Each wheel barrow full of this tapestry left behind a more regular setting--more like a garden, albeit not a formal one. Unlike the skeleton of the garden recovered with my first efforts, these beds are beginning to reflect my own efforts not just at the clearing away but also in the planting. I hope the poppies will be back. I spread enough seed to ensure that, I think, but the birds and the other creatures who visit here may have had their way with them. If so, I will call on Mr. Fothergill again for more seeds or the real people that I know well enough now to ask for seeds or cuttings.

As I wheeled the last of the barrow loads to the compost bin, I saw my first bed out of the corner of my eye. The notion that I need to clean up the stalks from the dianthus coexists quite contentedly with the pride in seeing how well they have grown and spread beneath the flowering currants who have lived there for many years. The entire bed is given to pink and fragrant flowers, except for a spark of yellow--she was included because she has pink-red leaves and because not even in my wildest moment could I give in to an entirely pink corner. The yellow spikes also give some contrast to the low growing dianthus, heathers and creeping thyme. More importantly, they are a memento of visits to Langwell Gardens, where after strolling the gardens and making sketches and notes of ideas to bring home I had tea and conversations with friends.

As I rake and weed and dead head, I find more and more of myself in the garden and that adds to the joy of being able once again to dig and delve.
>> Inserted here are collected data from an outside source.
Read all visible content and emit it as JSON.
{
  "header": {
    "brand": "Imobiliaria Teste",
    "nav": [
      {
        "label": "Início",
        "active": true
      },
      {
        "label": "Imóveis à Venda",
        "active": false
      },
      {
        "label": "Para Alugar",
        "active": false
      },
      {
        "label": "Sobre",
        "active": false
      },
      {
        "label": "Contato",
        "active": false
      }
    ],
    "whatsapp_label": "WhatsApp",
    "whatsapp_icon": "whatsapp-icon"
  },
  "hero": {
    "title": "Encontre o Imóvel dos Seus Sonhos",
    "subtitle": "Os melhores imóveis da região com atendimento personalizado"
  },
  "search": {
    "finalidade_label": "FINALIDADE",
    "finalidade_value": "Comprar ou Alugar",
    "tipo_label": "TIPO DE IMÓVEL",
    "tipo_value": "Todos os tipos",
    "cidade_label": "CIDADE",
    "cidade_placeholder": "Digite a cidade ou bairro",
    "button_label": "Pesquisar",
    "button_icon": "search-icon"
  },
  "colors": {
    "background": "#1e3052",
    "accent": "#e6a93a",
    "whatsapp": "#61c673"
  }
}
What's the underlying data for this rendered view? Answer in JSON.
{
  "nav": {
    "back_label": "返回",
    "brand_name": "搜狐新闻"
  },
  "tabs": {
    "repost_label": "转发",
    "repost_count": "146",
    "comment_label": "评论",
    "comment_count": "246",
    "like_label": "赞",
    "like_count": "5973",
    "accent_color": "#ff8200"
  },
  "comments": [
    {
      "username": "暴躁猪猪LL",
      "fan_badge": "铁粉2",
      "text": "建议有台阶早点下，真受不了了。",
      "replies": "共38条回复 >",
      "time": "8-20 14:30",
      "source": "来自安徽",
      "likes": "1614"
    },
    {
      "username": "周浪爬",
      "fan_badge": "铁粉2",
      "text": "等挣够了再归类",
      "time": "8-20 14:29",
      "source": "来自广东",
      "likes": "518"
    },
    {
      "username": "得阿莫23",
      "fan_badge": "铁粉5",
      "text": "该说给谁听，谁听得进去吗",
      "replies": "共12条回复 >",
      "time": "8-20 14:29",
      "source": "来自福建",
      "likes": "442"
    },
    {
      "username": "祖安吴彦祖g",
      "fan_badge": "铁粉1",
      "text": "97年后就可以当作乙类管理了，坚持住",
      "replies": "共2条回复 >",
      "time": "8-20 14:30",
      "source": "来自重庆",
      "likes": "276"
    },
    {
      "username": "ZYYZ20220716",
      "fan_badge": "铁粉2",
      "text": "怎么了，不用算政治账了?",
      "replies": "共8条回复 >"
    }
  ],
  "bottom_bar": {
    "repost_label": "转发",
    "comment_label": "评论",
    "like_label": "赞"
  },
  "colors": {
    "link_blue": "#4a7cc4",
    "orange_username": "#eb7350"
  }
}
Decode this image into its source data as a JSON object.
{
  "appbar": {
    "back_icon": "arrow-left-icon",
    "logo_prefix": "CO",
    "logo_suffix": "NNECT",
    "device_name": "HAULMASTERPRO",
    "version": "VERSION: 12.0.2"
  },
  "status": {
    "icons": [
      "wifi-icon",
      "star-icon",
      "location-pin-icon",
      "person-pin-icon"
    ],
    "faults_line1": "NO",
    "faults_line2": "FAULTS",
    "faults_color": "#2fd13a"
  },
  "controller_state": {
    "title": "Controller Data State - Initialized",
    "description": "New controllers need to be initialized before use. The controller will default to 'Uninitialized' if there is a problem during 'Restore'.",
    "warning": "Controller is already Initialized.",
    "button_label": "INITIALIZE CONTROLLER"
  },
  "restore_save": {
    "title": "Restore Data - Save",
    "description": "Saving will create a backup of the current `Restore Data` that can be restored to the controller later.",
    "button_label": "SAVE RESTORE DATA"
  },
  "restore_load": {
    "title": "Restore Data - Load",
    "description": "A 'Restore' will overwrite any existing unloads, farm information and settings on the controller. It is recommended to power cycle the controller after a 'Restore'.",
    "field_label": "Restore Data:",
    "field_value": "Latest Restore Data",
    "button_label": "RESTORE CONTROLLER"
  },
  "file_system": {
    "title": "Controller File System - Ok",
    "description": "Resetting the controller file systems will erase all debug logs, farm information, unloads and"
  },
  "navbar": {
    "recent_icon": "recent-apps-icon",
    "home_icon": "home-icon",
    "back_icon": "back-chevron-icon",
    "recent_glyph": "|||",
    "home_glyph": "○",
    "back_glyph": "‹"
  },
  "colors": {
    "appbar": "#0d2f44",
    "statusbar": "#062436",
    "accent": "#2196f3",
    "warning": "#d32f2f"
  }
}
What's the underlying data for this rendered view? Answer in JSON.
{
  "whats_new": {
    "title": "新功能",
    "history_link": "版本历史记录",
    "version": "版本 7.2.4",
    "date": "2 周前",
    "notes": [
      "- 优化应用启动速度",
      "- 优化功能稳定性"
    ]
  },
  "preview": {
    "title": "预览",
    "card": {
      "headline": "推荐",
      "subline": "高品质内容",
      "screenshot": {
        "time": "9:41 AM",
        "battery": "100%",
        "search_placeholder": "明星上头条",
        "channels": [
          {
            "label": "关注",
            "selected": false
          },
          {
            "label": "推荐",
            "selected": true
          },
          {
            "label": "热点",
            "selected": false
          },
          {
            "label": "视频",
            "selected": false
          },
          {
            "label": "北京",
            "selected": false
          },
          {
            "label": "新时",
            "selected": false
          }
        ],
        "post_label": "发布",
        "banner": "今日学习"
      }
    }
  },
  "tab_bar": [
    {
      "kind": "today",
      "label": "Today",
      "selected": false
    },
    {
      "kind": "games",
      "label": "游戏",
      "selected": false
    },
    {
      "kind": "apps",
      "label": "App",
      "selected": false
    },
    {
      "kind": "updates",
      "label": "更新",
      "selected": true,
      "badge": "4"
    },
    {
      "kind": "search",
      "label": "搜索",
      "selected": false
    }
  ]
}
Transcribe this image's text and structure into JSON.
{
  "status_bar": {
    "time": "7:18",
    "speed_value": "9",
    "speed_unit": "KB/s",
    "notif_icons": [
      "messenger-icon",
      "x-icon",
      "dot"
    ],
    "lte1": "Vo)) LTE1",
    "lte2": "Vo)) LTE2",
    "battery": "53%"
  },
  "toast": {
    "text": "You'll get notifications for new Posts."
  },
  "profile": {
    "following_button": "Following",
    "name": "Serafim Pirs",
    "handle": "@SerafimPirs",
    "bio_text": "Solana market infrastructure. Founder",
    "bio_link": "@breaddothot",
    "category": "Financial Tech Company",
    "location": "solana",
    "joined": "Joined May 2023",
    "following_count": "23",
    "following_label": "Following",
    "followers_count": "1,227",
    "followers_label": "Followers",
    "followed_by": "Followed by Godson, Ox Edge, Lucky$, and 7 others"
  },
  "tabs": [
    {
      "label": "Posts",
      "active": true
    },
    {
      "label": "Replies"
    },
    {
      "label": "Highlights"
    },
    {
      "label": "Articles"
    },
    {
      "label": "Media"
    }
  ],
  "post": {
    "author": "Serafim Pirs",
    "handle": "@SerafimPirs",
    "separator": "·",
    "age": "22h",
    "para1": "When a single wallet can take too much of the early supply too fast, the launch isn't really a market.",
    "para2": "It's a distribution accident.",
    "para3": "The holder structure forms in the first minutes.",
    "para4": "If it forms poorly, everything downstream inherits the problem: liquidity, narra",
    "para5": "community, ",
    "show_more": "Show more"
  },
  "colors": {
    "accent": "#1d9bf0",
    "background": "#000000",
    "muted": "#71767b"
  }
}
At 12:27 PM, Anonymous ampiggy said...

dig and delve, dig and delve, what a great alliteration. I wonder what delve means, as opposed to dig. Probably more conceptual.

At 3:44 PM, Blogger The Curmudgeon said...

Glad you're feeling better -- glad, too, that Spring seems to be returning to some parts of the world.

At 4:28 PM, Anonymous Anonymous said...

wow // gardening in this wind // better to see it through he window // scorrie //

At 10:09 AM, Blogger landgirl said...

dig and delve is the phrase in my mind associated with Adam when he was cast out of the garden of Eden, but now I am gonn have to check that out.

At 10:09 AM, Blogger landgirl said...

Hello, cur, thanks. I am on the mend. I think neither spring nor I can be held back, but it will be a tussle.